PITTSFIELD — The Town Council rejected the idea this week of a temporary ban on commercial solar farms, even as other communities in central Maine have approved moratoriums.

At a council meeting Tuesday, members voted 5-1 to reject a resolution authorizing the town attorney to draft a moratorium.

Drafting such a measure would have then given the Planning Board and ordinance committee time to develop regulations for commercial solar projects.

Deputy Mayor Peter Logiodice cast the one vote in favor of the resolution. Councilor Eric Saucier was absent from the meeting.

The resolution’s rejection came as many communities in the region have approved moratoriums on large-scale commercial solar projects, including Albion, Augusta, Belgrade, Clinton, Rome and others.
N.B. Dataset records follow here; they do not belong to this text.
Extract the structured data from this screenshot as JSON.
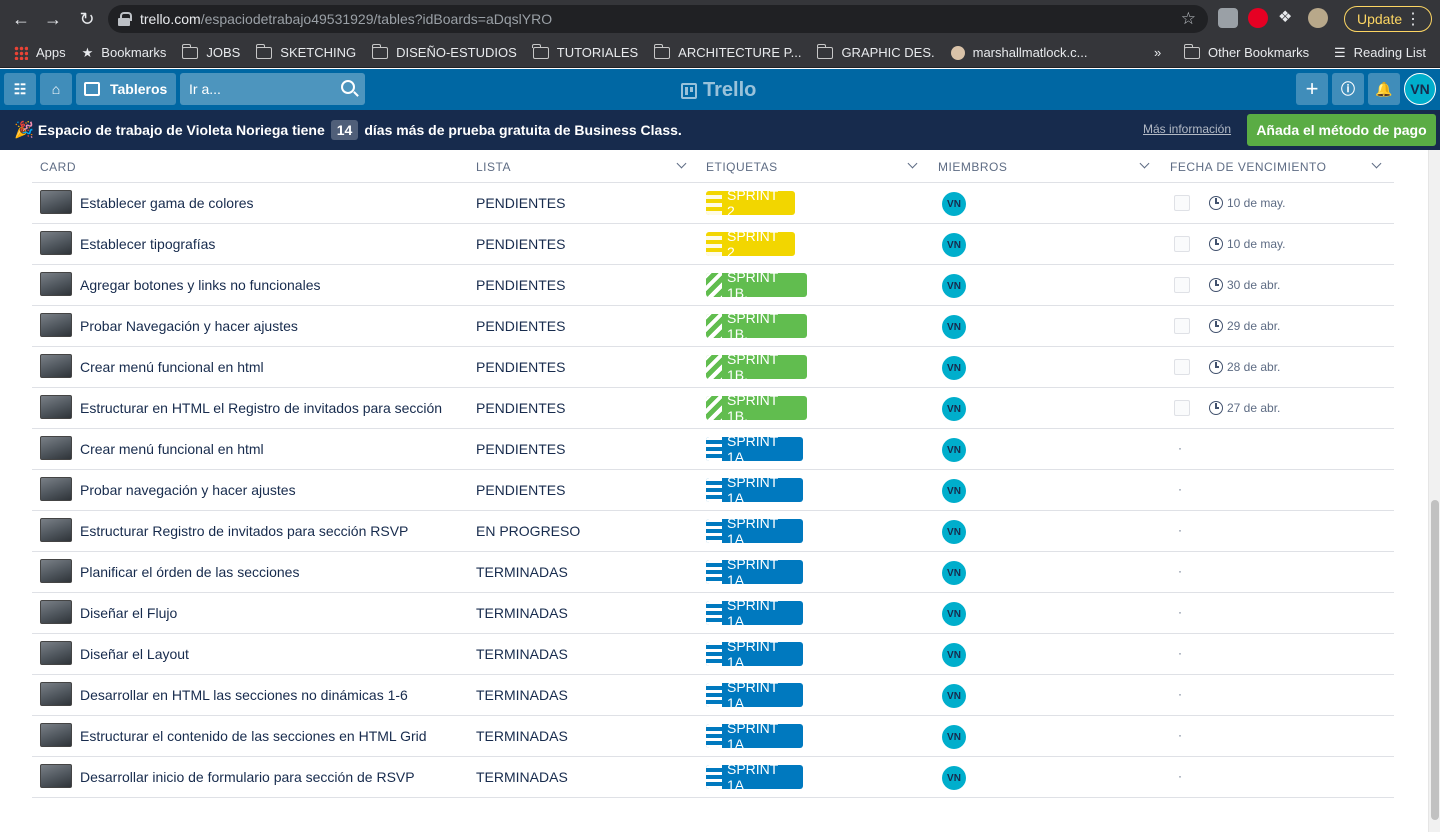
{
  "browser": {
    "url_host": "trello.com",
    "url_path": "/espaciodetrabajo49531929/tables?idBoards=aDqslYRO",
    "update_label": "Update",
    "bookmarks": [
      "Apps",
      "Bookmarks",
      "JOBS",
      "SKETCHING",
      "DISEÑO-ESTUDIOS",
      "TUTORIALES",
      "ARCHITECTURE P...",
      "GRAPHIC DES.",
      "marshallmatlock.c...",
      "»",
      "Other Bookmarks",
      "Reading List"
    ]
  },
  "header": {
    "boards_label": "Tableros",
    "search_placeholder": "Ir a...",
    "logo_text": "Trello",
    "user_initials": "VN"
  },
  "banner": {
    "text_before": "Espacio de trabajo de Violeta Noriega tiene",
    "days": "14",
    "text_after": "días más de prueba gratuita de Business Class.",
    "more_info": "Más información",
    "add_payment": "Añada el método de pago"
  },
  "table": {
    "headers": [
      "CARD",
      "LISTA",
      "ETIQUETAS",
      "MIEMBROS",
      "FECHA DE VENCIMIENTO"
    ],
    "rows": [
      {
        "card": "Establecer gama de colores",
        "list": "PENDIENTES",
        "label": "SPRINT 2",
        "label_color": "yellow",
        "member": "VN",
        "due": "10 de may."
      },
      {
        "card": "Establecer tipografías",
        "list": "PENDIENTES",
        "label": "SPRINT 2",
        "label_color": "yellow",
        "member": "VN",
        "due": "10 de may."
      },
      {
        "card": "Agregar botones y links no funcionales",
        "list": "PENDIENTES",
        "label": "SPRINT 1B.",
        "label_color": "green",
        "member": "VN",
        "due": "30 de abr."
      },
      {
        "card": "Probar Navegación y hacer ajustes",
        "list": "PENDIENTES",
        "label": "SPRINT 1B.",
        "label_color": "green",
        "member": "VN",
        "due": "29 de abr."
      },
      {
        "card": "Crear menú funcional en html",
        "list": "PENDIENTES",
        "label": "SPRINT 1B.",
        "label_color": "green",
        "member": "VN",
        "due": "28 de abr."
      },
      {
        "card": "Estructurar en HTML el Registro de invitados para sección",
        "list": "PENDIENTES",
        "label": "SPRINT 1B.",
        "label_color": "green",
        "member": "VN",
        "due": "27 de abr."
      },
      {
        "card": "Crear menú funcional en html",
        "list": "PENDIENTES",
        "label": "SPRINT 1A",
        "label_color": "blue",
        "member": "VN",
        "due": "·"
      },
      {
        "card": "Probar navegación y hacer ajustes",
        "list": "PENDIENTES",
        "label": "SPRINT 1A",
        "label_color": "blue",
        "member": "VN",
        "due": "·"
      },
      {
        "card": "Estructurar Registro de invitados para sección RSVP",
        "list": "EN PROGRESO",
        "label": "SPRINT 1A",
        "label_color": "blue",
        "member": "VN",
        "due": "·"
      },
      {
        "card": "Planificar el órden de las secciones",
        "list": "TERMINADAS",
        "label": "SPRINT 1A",
        "label_color": "blue",
        "member": "VN",
        "due": "·"
      },
      {
        "card": "Diseñar el Flujo",
        "list": "TERMINADAS",
        "label": "SPRINT 1A",
        "label_color": "blue",
        "member": "VN",
        "due": "·"
      },
      {
        "card": "Diseñar el Layout",
        "list": "TERMINADAS",
        "label": "SPRINT 1A",
        "label_color": "blue",
        "member": "VN",
        "due": "·"
      },
      {
        "card": "Desarrollar en HTML las secciones no dinámicas 1-6",
        "list": "TERMINADAS",
        "label": "SPRINT 1A",
        "label_color": "blue",
        "member": "VN",
        "due": "·"
      },
      {
        "card": "Estructurar el contenido de las secciones en HTML Grid",
        "list": "TERMINADAS",
        "label": "SPRINT 1A",
        "label_color": "blue",
        "member": "VN",
        "due": "·"
      },
      {
        "card": "Desarrollar inicio de formulario para sección de RSVP",
        "list": "TERMINADAS",
        "label": "SPRINT 1A",
        "label_color": "blue",
        "member": "VN",
        "due": "·"
      }
    ]
  },
  "colors": {
    "header_blue": "#0067a3",
    "banner_navy": "#172b4d",
    "label_yellow": "#f2d600",
    "label_green": "#61bd4f",
    "label_blue": "#0079bf",
    "member_teal": "#00aecc",
    "cta_green": "#5aac44"
  }
}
In some of those communities, officials and residents have said local comprehensive plans and zoning ordinances did not specifically address commercial projects.
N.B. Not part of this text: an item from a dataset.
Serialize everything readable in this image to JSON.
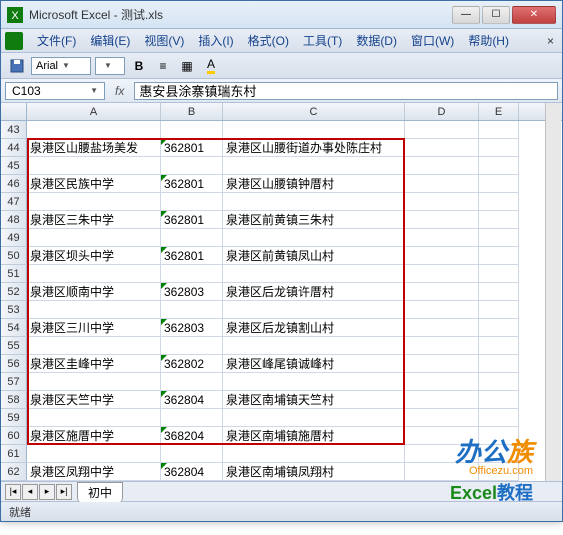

The topic came up at the Town Council’s last meeting, as residents raised concerns and a councilor asked a resolution be included in Tuesday’s agenda, according to Town Manager Kathryn Ruth.

In discussing the resolution, Mayor Michael Cianchette said there are state and other regulations in place for solar projects. Councilors also said they did not want to tell landowners what to do with their property.
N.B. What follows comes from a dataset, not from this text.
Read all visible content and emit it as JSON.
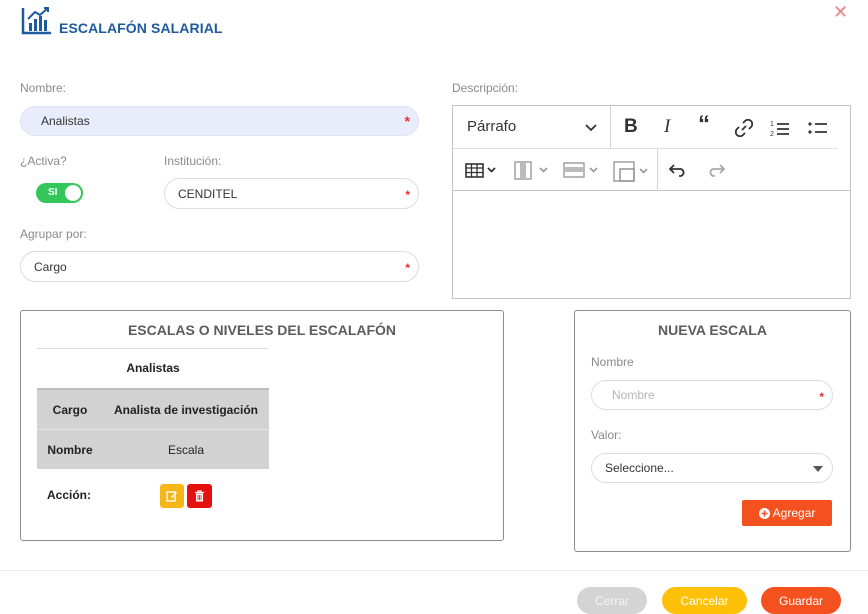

“Somebody owns the land, I feel they should have the option and right to do whatever they want with it,” Councilor Brent Frost said.

Peter Vigue, Cianbro chairman and former CEO, said he was against the resolution and did not understand why Pittsfield would spend money on its lawyer for this. Vigue said Cianbro has a solar farm in town and a second one in the works.

“I think it’s inappropriate and it’s wrong,” Vigue said of the resolution.

Resident Heather Donahue, who served previously on the Town Council, spoke in support of the measure, saying it would give the Planning Board time to consider the vision for the future of the town and how solar farms fit into that vision.


Donahue also pointed out that many of these projects are run by out-of-state companies that might not fully consider the impact on communities.

“Part of the conversation needs to be not just past development that’s happened,” Donahue said, “but development that’s going forward, and the effects that that can have.”

Kate Dufour, director of advocacy and communication for the Maine Municipal Association, said Wednesday many of the concerns about commercial solar projects have to do with the eventual decommissioning of the projects and removal of large solar panels and other equipment.

She also said consideration of such a project in a town often comes down to balancing a community’s needs. For example, does a town want to prioritize maintaining farmland or does it want to incentivize green energy?

The council also held a public hearing Tuesday on a $2.4 million loan for sewer work in town, which was then unanimously approved.

The money, to be borrowed from the Maine Municipal Bond Bank Clean Water State Revolving Loan Fund, is to pay for work on Birchwood Terrace and Hunnewell Avenue.